Wednesday, 6 July 2011


'Wh' questions ask for specific information and start with a question word.
What Which When Where Whereabouts Why Whose How

The most common question structure is: Question word + Auxiliary Verb + Subject +Main Verb.

'Wh' questions usually have a FALLING INTONATION.


Present simple Whose is this? What do you do? I'm a teacher.
Present continuous Where are you going? To the bank.
Past simple When were you there? When did she do that? Last night.
Past continuous Who were playing? Flamengo & Vasco.
Pres. perf. simple Why haven't you done your homework? Because I didn't have time.
Pres. perf. continuous Which report have you been working on?

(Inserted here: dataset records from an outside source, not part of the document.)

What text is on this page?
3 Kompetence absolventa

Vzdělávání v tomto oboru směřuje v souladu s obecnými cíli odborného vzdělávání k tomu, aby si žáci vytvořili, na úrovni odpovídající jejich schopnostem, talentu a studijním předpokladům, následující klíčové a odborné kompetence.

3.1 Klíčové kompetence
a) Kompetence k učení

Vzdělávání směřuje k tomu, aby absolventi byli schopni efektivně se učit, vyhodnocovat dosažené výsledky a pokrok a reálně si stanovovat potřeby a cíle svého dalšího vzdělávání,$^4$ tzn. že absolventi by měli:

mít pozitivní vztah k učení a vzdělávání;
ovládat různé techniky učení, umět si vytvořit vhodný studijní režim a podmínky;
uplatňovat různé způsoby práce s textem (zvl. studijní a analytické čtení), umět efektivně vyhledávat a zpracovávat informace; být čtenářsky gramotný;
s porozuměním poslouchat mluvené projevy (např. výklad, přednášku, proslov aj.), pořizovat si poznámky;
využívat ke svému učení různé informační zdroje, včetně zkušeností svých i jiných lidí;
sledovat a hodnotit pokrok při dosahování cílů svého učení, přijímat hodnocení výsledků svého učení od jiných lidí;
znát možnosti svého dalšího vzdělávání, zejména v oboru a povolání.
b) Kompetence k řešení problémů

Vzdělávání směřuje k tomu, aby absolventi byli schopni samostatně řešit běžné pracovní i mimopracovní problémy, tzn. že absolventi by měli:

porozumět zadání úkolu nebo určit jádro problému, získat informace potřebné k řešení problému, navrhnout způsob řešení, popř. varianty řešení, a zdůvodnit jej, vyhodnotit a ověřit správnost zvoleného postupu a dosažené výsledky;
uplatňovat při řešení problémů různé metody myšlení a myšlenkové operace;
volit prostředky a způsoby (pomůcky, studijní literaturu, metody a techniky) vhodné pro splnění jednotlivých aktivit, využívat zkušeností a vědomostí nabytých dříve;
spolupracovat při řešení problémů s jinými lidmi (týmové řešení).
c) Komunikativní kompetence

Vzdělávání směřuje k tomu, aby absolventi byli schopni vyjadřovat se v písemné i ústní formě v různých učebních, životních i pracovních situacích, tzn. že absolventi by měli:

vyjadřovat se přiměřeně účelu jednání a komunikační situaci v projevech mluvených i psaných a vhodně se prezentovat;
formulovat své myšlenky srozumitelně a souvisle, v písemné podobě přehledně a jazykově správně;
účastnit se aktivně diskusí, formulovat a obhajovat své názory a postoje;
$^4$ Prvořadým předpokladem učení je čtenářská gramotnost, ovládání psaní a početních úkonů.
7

The one you asked you asked me to.
Passive Whereabouts were they found? On the side of the mountain.
will / would Who will be there? How will they get here? By train.
Can / could How could you? What could it be? It might be a UFO.

'What' can be followed by a noun and is usually used when there is an unlimited number of possibilities. 'Which' is normally used with a limited number of choices.

Eg. What size do you need? Which one do you like the most?

When asking about people it is better to use which. Eg. Which astronauts have landed on the moon?

'How' can combine with adjectives and adverbs.

How many (countables), How much (uncountables), How tall (height), How old (age), How big (size), How fast (speed), How often (frequency), How many times (number), How long (duration), How far (distance)

Prepositions often come at the end of a question.

Eg. What are you looking at? Which channel is the film on?

What are you afraid of? What schools did you go to?

Who did you dance with? What is it about?

Who did you give it to? Who was it written by?

Who is he getting married to? What did you do that for?

How long did you stay for? Who did you get that from?

Short reply questions with prepositions are also possible in English.

Eg. What with? What about? What for? Who to? Who from? Where to?